Meeting the world's growing demand for energy will require a broad mix of energy sources and unprecedented advances in technology.
Technology can help us find and commercialize new crude oil and natural gas fields in complex environments and recover more resources from existing fields. It also can help us advance emerging energy with the goal of developing new resources while reducing our environmental footprint.
In California, Chevron is working to safeguard the state's future through continued investment in energy infrastructure, energy efficiency, renewable energy and conservation.
We established an advanced energy development alliance with NASA's Jet Propulsion Laboratory (JPL), a federally funded research and development center managed by the California Institute of Technology. This strategic partnership enables Chevron to use JPL technologies to improve well performance.
Our partnership with University of Southern California helped create a "digital oil field" at our Kern River operations that is safer, cleaner and more productive.
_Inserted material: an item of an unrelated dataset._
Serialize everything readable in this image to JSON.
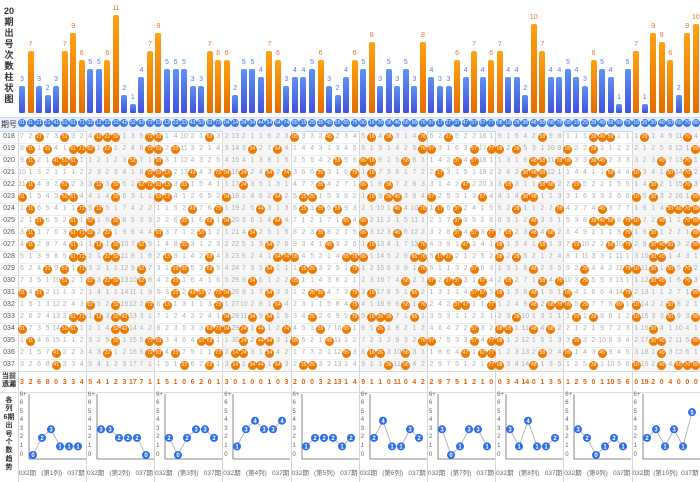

That pioneering effort led to a global program that allows Chevron to remotely manage thousands of pieces of equipment at operations on six continents.
Chevron continues to enhance reliability through innovative reservoir management technologies. Wireless downhole systems were installed in our wells in the San Joaquin Valley in 2011 to provide dynamic information on the fluid level in each well.
We continue to build on more than four decades of research and development into new and unique catalysts that allow us to use a wider range of crude oils in manufacturing. At our Richmond Base Oil Plant, we commercialized the next-generation ISODEWAXING® catalyst unit in 2011.
We continue to explore new technologies that can make renewable forms of energy more efficient. In Coalinga, we completed and commissioned the world's largest solar-to-steam generation project. There, more than 7,600 mirrors focus sunlight onto a solar boiler that produces steam. The steam is then injected into reservoirs to increase crude oil production. The project produces about the same amount of steam as one gas-fired steam generator.
We are testing and evaluating emerging solar technologies at our 740-kilowatt photovoltaic project in Bakersfield. Project Brightfield is built on the site of Chevron's decommissioned Bakersfield refinery.
Chevron Technology Ventures identifies, develops and commercializes emerging technologies that have the potential to transform energy production and energy use. By supporting early-stage innovation, we give small businesses a gateway to a global customer and the potential to build future engines of growth for California.
We are a global partner of the Cleantech Open, which encourages clean technology innovation and small business development. Our collaborative partnership has helped bring emerging technologies together with companies in California to create products that answer some of the world's energy problems.
We believe energy efficiency is the cheapest and cleanest form of "new" energy the world has. Chevron Energy Solutions (CES) has developed approximately 200 projects in California that enable public institutions to increase energy efficiency, save taxpayer money and lower greenhouse gas emissions. CES installations provide more than 20 megawatts of solar power for California, making it one of the largest solar power installers in the state.